Show the workflow instead of describing it. For tutorials, I record step-by-step demos with Stepshots, which is my own project, so calibrate for bias. The reason it belongs in an SEO post: tutorial pages that show every click answer the "how do I actually do this" queries that assistants and searchers both reward, and readers stay long enough to finish them.
What to expect
Indexing is admission, not ranking. Submitting a URL across these discovery surfaces gets you evaluated, nothing more.

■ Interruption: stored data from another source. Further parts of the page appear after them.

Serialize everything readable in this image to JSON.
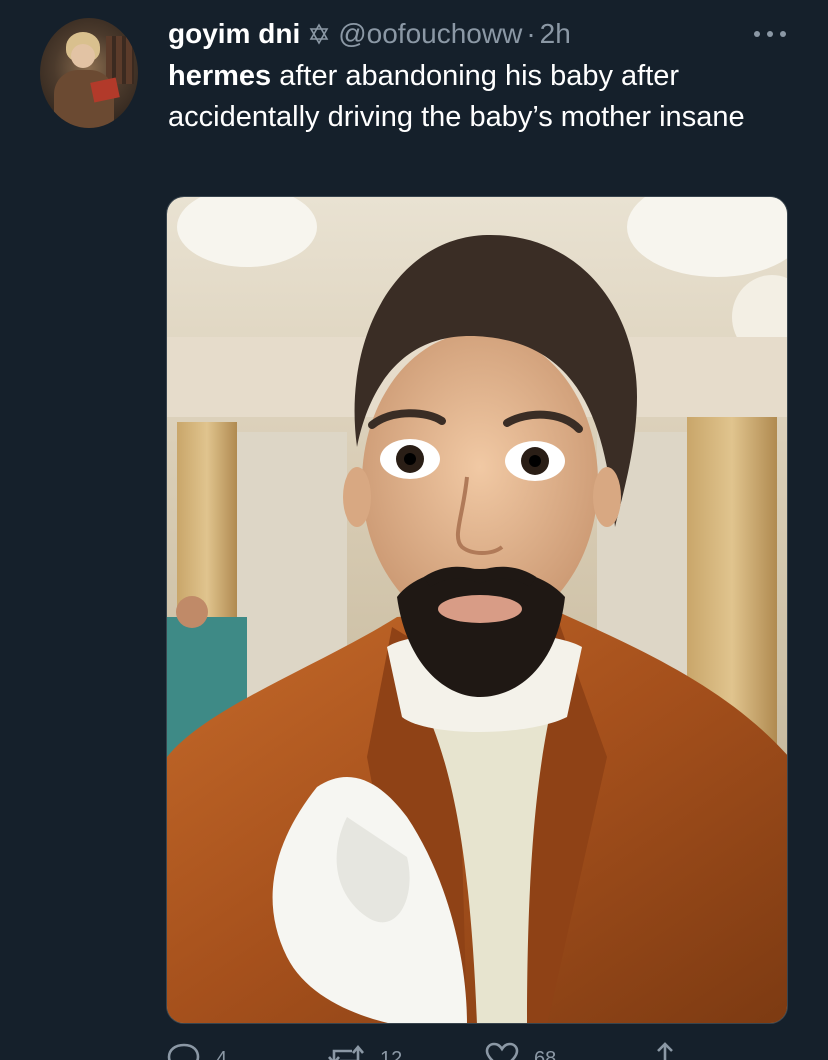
{
  "tweet": {
    "display_name": "goyim dni",
    "handle": "@oofouchoww",
    "separator": "·",
    "time": "2h",
    "text_bold": "hermes",
    "text_rest": " after abandoning his baby after accidentally driving the baby’s mother insane",
    "media_alt": "photo"
  },
  "actions": {
    "reply_count": "4",
    "retweet_count": "12",
    "like_count": "68"
  },
  "icons": {
    "star": "star-of-david-icon",
    "more": "more-options-icon",
    "reply": "reply-icon",
    "retweet": "retweet-icon",
    "like": "heart-icon",
    "share": "share-icon"
  },
  "colors": {
    "background": "#15202b",
    "text": "#ffffff",
    "muted": "#8b98a5",
    "border": "#38444d"
  }
}
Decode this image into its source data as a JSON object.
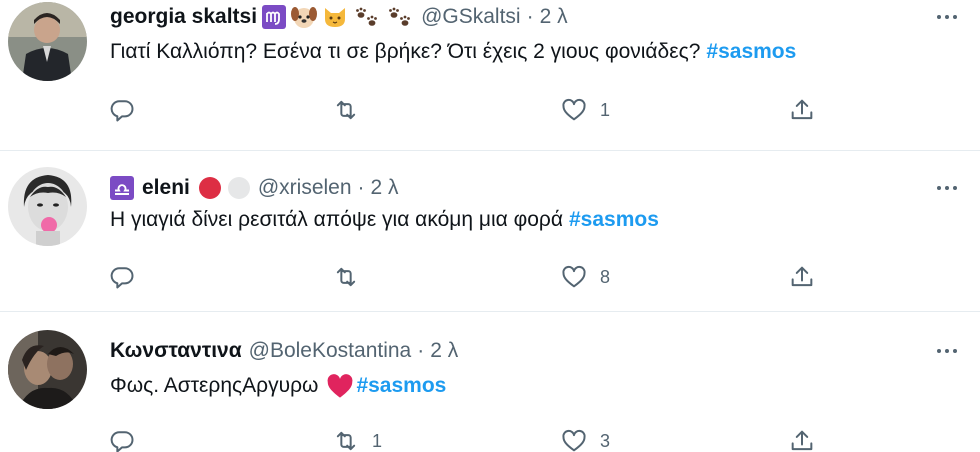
{
  "tweets": [
    {
      "name": "georgia skaltsi",
      "handle": "@GSkaltsi",
      "dot": "·",
      "time": "2 λ",
      "text": "Γιατί Καλλιόπη? Εσένα τι σε βρήκε? Ότι έχεις 2 γιους φονιάδες?",
      "hashtag": "#sasmos",
      "reply_count": "",
      "retweet_count": "",
      "like_count": "1"
    },
    {
      "name": "eleni",
      "handle": "@xriselen",
      "dot": "·",
      "time": "2 λ",
      "text": "Η γιαγιά δίνει ρεσιτάλ απόψε για ακόμη μια φορά",
      "hashtag": "#sasmos",
      "reply_count": "",
      "retweet_count": "",
      "like_count": "8"
    },
    {
      "name": "Κωνσταντινα",
      "handle": "@BoleKostantina",
      "dot": "·",
      "time": "2 λ",
      "text": "Φως. ΑστερηςΑργυρω",
      "hashtag": "#sasmos",
      "reply_count": "",
      "retweet_count": "1",
      "like_count": "3"
    }
  ],
  "colors": {
    "link": "#1d9bf0",
    "secondary_text": "#536471",
    "primary_text": "#0f1419",
    "divider": "#e6ecf0",
    "badge_purple": "#7b4bc4",
    "heart_red": "#e0245e"
  },
  "icons": [
    "virgo-sign-icon",
    "dog-face-emoji",
    "cat-face-emoji",
    "paw-prints-emoji",
    "libra-sign-icon",
    "red-circle-emoji",
    "white-circle-emoji",
    "red-heart-emoji",
    "reply-icon",
    "retweet-icon",
    "like-icon",
    "share-icon",
    "more-options-icon"
  ]
}
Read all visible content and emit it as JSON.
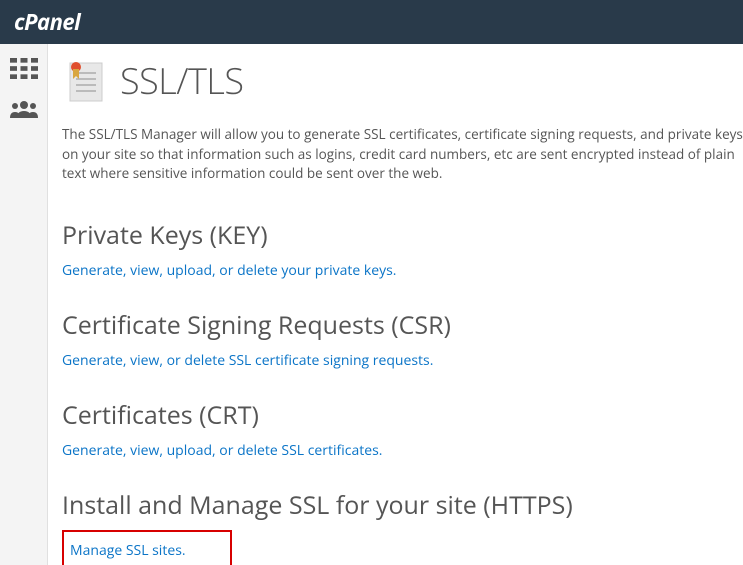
{
  "brand": "cPanel",
  "sidebar": {
    "items": [
      {
        "name": "apps-icon"
      },
      {
        "name": "users-icon"
      }
    ]
  },
  "page": {
    "title": "SSL/TLS",
    "intro": "The SSL/TLS Manager will allow you to generate SSL certificates, certificate signing requests, and private keys on your site so that information such as logins, credit card numbers, etc are sent encrypted instead of plain text where sensitive information could be sent over the web."
  },
  "sections": [
    {
      "heading": "Private Keys (KEY)",
      "link_text": "Generate, view, upload, or delete your private keys."
    },
    {
      "heading": "Certificate Signing Requests (CSR)",
      "link_text": "Generate, view, or delete SSL certificate signing requests."
    },
    {
      "heading": "Certificates (CRT)",
      "link_text": "Generate, view, upload, or delete SSL certificates."
    },
    {
      "heading": "Install and Manage SSL for your site (HTTPS)",
      "link_text": "Manage SSL sites."
    }
  ]
}
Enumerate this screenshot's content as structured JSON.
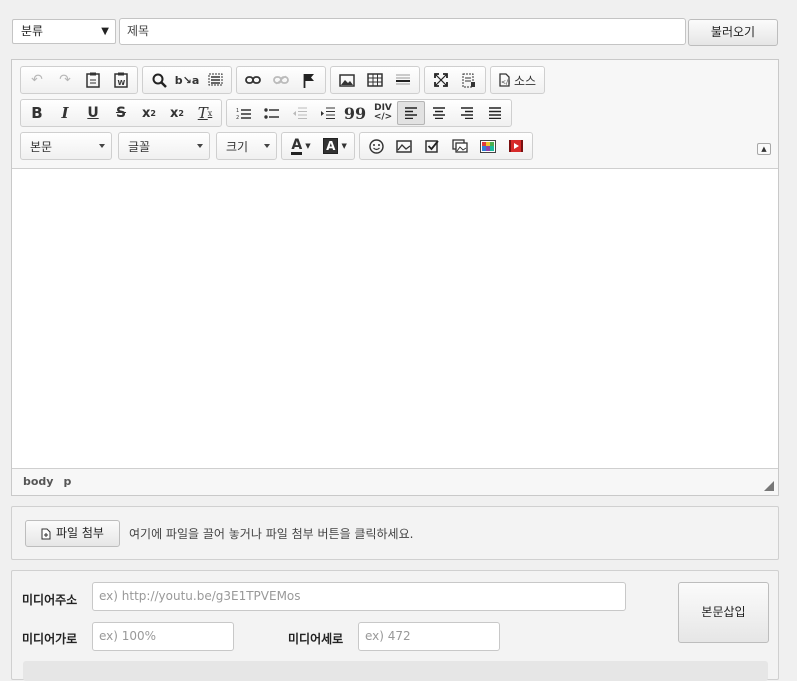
{
  "top": {
    "category_label": "분류",
    "title_placeholder": "제목",
    "load_button": "불러오기"
  },
  "toolbar": {
    "source_label": "소스",
    "format_label": "본문",
    "font_label": "글꼴",
    "size_label": "크기"
  },
  "path": {
    "body": "body",
    "p": "p"
  },
  "attach": {
    "button_label": "파일 첨부",
    "hint": "여기에 파일을 끌어 놓거나 파일 첨부 버튼을 클릭하세요."
  },
  "media": {
    "url_label": "미디어주소",
    "url_placeholder": "ex) http://youtu.be/g3E1TPVEMos",
    "width_label": "미디어가로",
    "width_placeholder": "ex) 100%",
    "height_label": "미디어세로",
    "height_placeholder": "ex) 472",
    "insert_button": "본문삽입"
  },
  "colors": {
    "background": "#f0f0f0",
    "border": "#c9c9c9"
  }
}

The repo's own expectation management is the most honest I have seen in SEO material: new pages index in one to two weeks, reach position 10 to 15 in four to eight weeks if the internal linking is actually executed, and get their real evaluation over about thirteen months of click data. The maintainer took a zero-authority domain to page one in its niche with this exact loop, and still writes "there is almost certainly still some dumb-ass shit in here" at the top of the README.
That sentence is why I trust the repo. SEO compounds slowly, and the only way to survive that is a loop that runs on real data and admits what it does not know.
If you know SEO better than I do, the maintainer explicitly asks you to tear the repo apart. Open an issue. I will keep running the loop in the meantime: publish into proven authority, push what is almost there, and let GSC tell me what actually worked.